Pretoria Olios Huntsman Spider

Scientific classification
- Kingdom: Animalia
- Phylum: Arthropoda
- Subphylum: Chelicerata
- Class: Arachnida
- Order: Araneae
- Infraorder: Araneomorphae
- Family: Sparassidae
- Genus: Olios
- Species: O. kruegeri
- Binomial name: Olios kruegeri (Simon, 1897)
- Synonyms: Sparassus kruegeri Simon, 1897 ;

= Olios kruegeri =

- Authority: (Simon, 1897)

Species of spider

Olios kruegeri is a species of spider in the family Sparassidae. It is endemic to South Africa and is commonly known as the Pretoria Olios huntsman spider.

==Distribution==
Olios kruegeri is known only from Pretoria in Gauteng at an altitude of 1,303 m above sea level.
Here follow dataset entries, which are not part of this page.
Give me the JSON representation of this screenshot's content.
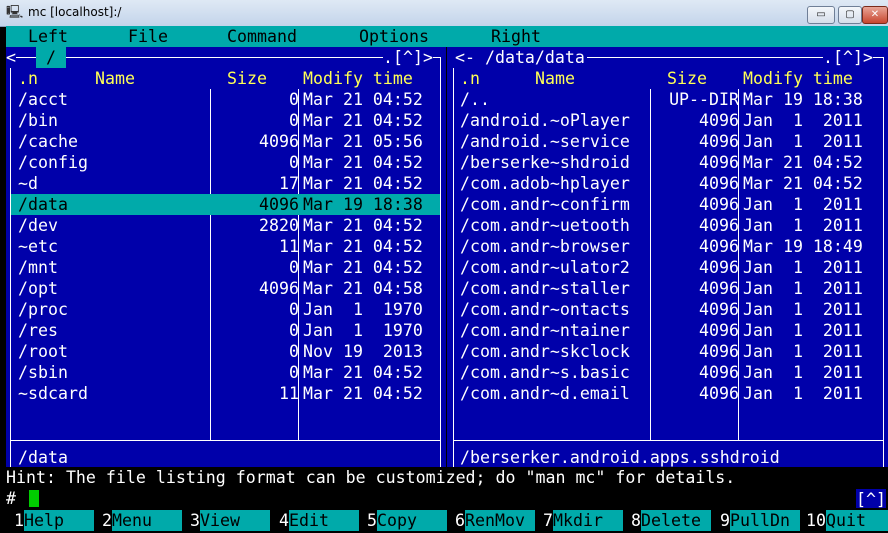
{
  "window": {
    "title": "mc [localhost]:/",
    "icon": "putty-icon",
    "minimize": "▭",
    "maximize": "▢",
    "close": "✕"
  },
  "menu": [
    "Left",
    "File",
    "Command",
    "Options",
    "Right"
  ],
  "left_panel": {
    "path": "/",
    "hotkeys": ".[^]>",
    "headers": {
      "n": ".n",
      "name": "Name",
      "size": "Size",
      "modify": "Modify time"
    },
    "rows": [
      {
        "name": "/acct",
        "size": "0",
        "date": "Mar 21 04:52"
      },
      {
        "name": "/bin",
        "size": "0",
        "date": "Mar 21 04:52"
      },
      {
        "name": "/cache",
        "size": "4096",
        "date": "Mar 21 05:56"
      },
      {
        "name": "/config",
        "size": "0",
        "date": "Mar 21 04:52"
      },
      {
        "name": "~d",
        "size": "17",
        "date": "Mar 21 04:52"
      },
      {
        "name": "/data",
        "size": "4096",
        "date": "Mar 19 18:38",
        "selected": true
      },
      {
        "name": "/dev",
        "size": "2820",
        "date": "Mar 21 04:52"
      },
      {
        "name": "~etc",
        "size": "11",
        "date": "Mar 21 04:52"
      },
      {
        "name": "/mnt",
        "size": "0",
        "date": "Mar 21 04:52"
      },
      {
        "name": "/opt",
        "size": "4096",
        "date": "Mar 21 04:58"
      },
      {
        "name": "/proc",
        "size": "0",
        "date": "Jan  1  1970"
      },
      {
        "name": "/res",
        "size": "0",
        "date": "Jan  1  1970"
      },
      {
        "name": "/root",
        "size": "0",
        "date": "Nov 19  2013"
      },
      {
        "name": "/sbin",
        "size": "0",
        "date": "Mar 21 04:52"
      },
      {
        "name": "~sdcard",
        "size": "11",
        "date": "Mar 21 04:52"
      }
    ],
    "status": "/data"
  },
  "right_panel": {
    "path": "<- /data/data",
    "hotkeys": ".[^]>",
    "headers": {
      "n": ".n",
      "name": "Name",
      "size": "Size",
      "modify": "Modify time"
    },
    "rows": [
      {
        "name": "/..",
        "size": "UP--DIR",
        "date": "Mar 19 18:38"
      },
      {
        "name": "/android.~oPlayer",
        "size": "4096",
        "date": "Jan  1  2011"
      },
      {
        "name": "/android.~service",
        "size": "4096",
        "date": "Jan  1  2011"
      },
      {
        "name": "/berserke~shdroid",
        "size": "4096",
        "date": "Mar 21 04:52"
      },
      {
        "name": "/com.adob~hplayer",
        "size": "4096",
        "date": "Mar 21 04:52"
      },
      {
        "name": "/com.andr~confirm",
        "size": "4096",
        "date": "Jan  1  2011"
      },
      {
        "name": "/com.andr~uetooth",
        "size": "4096",
        "date": "Jan  1  2011"
      },
      {
        "name": "/com.andr~browser",
        "size": "4096",
        "date": "Mar 19 18:49"
      },
      {
        "name": "/com.andr~ulator2",
        "size": "4096",
        "date": "Jan  1  2011"
      },
      {
        "name": "/com.andr~staller",
        "size": "4096",
        "date": "Jan  1  2011"
      },
      {
        "name": "/com.andr~ontacts",
        "size": "4096",
        "date": "Jan  1  2011"
      },
      {
        "name": "/com.andr~ntainer",
        "size": "4096",
        "date": "Jan  1  2011"
      },
      {
        "name": "/com.andr~skclock",
        "size": "4096",
        "date": "Jan  1  2011"
      },
      {
        "name": "/com.andr~s.basic",
        "size": "4096",
        "date": "Jan  1  2011"
      },
      {
        "name": "/com.andr~d.email",
        "size": "4096",
        "date": "Jan  1  2011"
      }
    ],
    "status": "/berserker.android.apps.sshdroid"
  },
  "hint": "Hint: The file listing format can be customized; do \"man mc\" for details.",
  "prompt": "#",
  "cmd_tag": "[^]",
  "fkeys": [
    {
      "num": "1",
      "label": "Help"
    },
    {
      "num": "2",
      "label": "Menu"
    },
    {
      "num": "3",
      "label": "View"
    },
    {
      "num": "4",
      "label": "Edit"
    },
    {
      "num": "5",
      "label": "Copy"
    },
    {
      "num": "6",
      "label": "RenMov"
    },
    {
      "num": "7",
      "label": "Mkdir"
    },
    {
      "num": "8",
      "label": "Delete"
    },
    {
      "num": "9",
      "label": "PullDn"
    },
    {
      "num": "10",
      "label": "Quit"
    }
  ],
  "colors": {
    "panel_bg": "#0000aa",
    "selection": "#00aaaa",
    "header_text": "#ffff55",
    "cursor": "#00cc00"
  }
}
The species was sampled prior to 1897 and is known only from the type locality.

==Habitat and ecology==
The species is a plant dweller that has been sampled from the Grassland biome.

==Conservation==
Olios kruegeri is listed as data deficient. The status of the species remains obscure and more sampling is needed to determine the species' current status and range.

==Taxonomy==
Olios kruegeri was originally described by Simon in 1897 as Sparassus kruegeri from specimens collected in Pretoria. The species is known from both sexes, but only the male has been partly illustrated.